Как Юра ни уговаривал, Оля не захотела уехать на праздники к родителям.
– Оленька, да пойми ты, меня же все равно не будет, – объяснял он. – Я из отряда вернусь первого утром, а вечером мне уже в больницу надо идти. Что тебе от меня радости, от сонного! Ну сама подумай, разве это праздник – одной?
Оля не спорила – она вообще с ним не спорила, ни по какому поводу, – но к родителям все равно не поехала.

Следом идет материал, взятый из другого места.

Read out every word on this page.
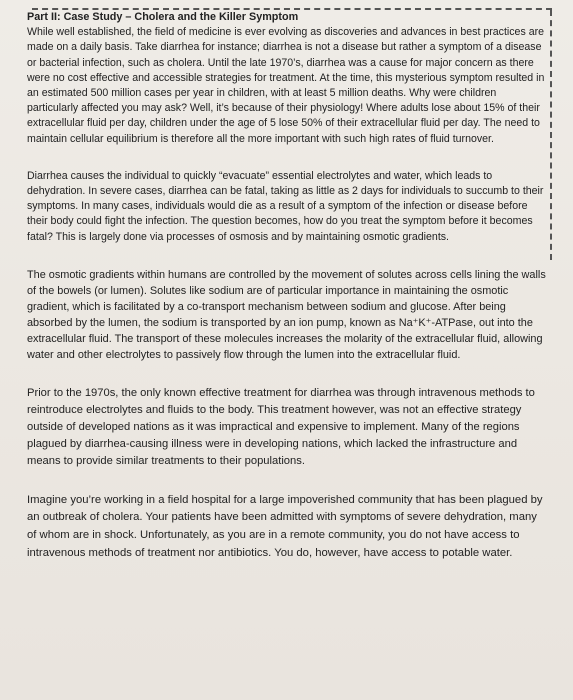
Part II: Case Study – Cholera and the Killer Symptom

While well established, the field of medicine is ever evolving as discoveries and advances in best practices are made on a daily basis. Take diarrhea for instance; diarrhea is not a disease but rather a symptom of a disease or bacterial infection, such as cholera. Until the late 1970’s, diarrhea was a cause for major concern as there were no cost effective and accessible strategies for treatment. At the time, this mysterious symptom resulted in an estimated 500 million cases per year in children, with at least 5 million deaths. Why were children particularly affected you may ask? Well, it’s because of their physiology! Where adults lose about 15% of their extracellular fluid per day, children under the age of 5 lose 50% of their extracellular fluid per day. The need to maintain cellular equilibrium is therefore all the more important with such high rates of fluid turnover.

Diarrhea causes the individual to quickly “evacuate” essential electrolytes and water, which leads to dehydration. In severe cases, diarrhea can be fatal, taking as little as 2 days for individuals to succumb to their symptoms. In many cases, individuals would die as a result of a symptom of the infection or disease before their body could fight the infection. The question becomes, how do you treat the symptom before it becomes fatal? This is largely done via processes of osmosis and by maintaining osmotic gradients.

The osmotic gradients within humans are controlled by the movement of solutes across cells lining the walls of the bowels (or lumen). Solutes like sodium are of particular importance in maintaining the osmotic gradient, which is facilitated by a co-transport mechanism between sodium and glucose. After being absorbed by the lumen, the sodium is transported by an ion pump, known as Na⁺K⁺-ATPase, out into the extracellular fluid. The transport of these molecules increases the molarity of the extracellular fluid, allowing water and other electrolytes to passively flow through the lumen into the extracellular fluid.

Prior to the 1970s, the only known effective treatment for diarrhea was through intravenous methods to reintroduce electrolytes and fluids to the body. This treatment however, was not an effective strategy outside of developed nations as it was impractical and expensive to implement. Many of the regions plagued by diarrhea-causing illness were in developing nations, which lacked the infrastructure and means to provide similar treatments to their populations.

Imagine you’re working in a field hospital for a large impoverished community that has been plagued by an outbreak of cholera. Your patients have been admitted with symptoms of severe dehydration, many of whom are in shock. Unfortunately, as you are in a remote community, you do not have access to intravenous methods of treatment nor antibiotics. You do, however, have access to potable water.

– Тогда хоть к девочкам пойди, – сдался он перед ее тихим упорством. – Потанцуй там, что ли.
Но она не пошла и к девочкам – это Гринев понял сразу, как только открыл дверь и тихо вошел в квартиру, не зная, застанет ли ее дома.
На улице еще не рассвело, свет в комнате тоже был выключен, но темно не было из-за лампочек, зажженных на елке. Елку он принес позавчера, а украсила ее Оля уже без него. Купила игрушки, которых у Гринева до сих пор не было, окутала зеленые ветки мишурой, но совсем немного, всего несколькими серебряными нитями. Даже лампочки она нашла такие, как ему нравились: немигающие, в виде маленьких золотистых свечек. Юра действительно не любил, чтобы лампочки мигали и мельтешили, но ей-то он об этом не говорил, да и сам едва ли думал о такой мелочи.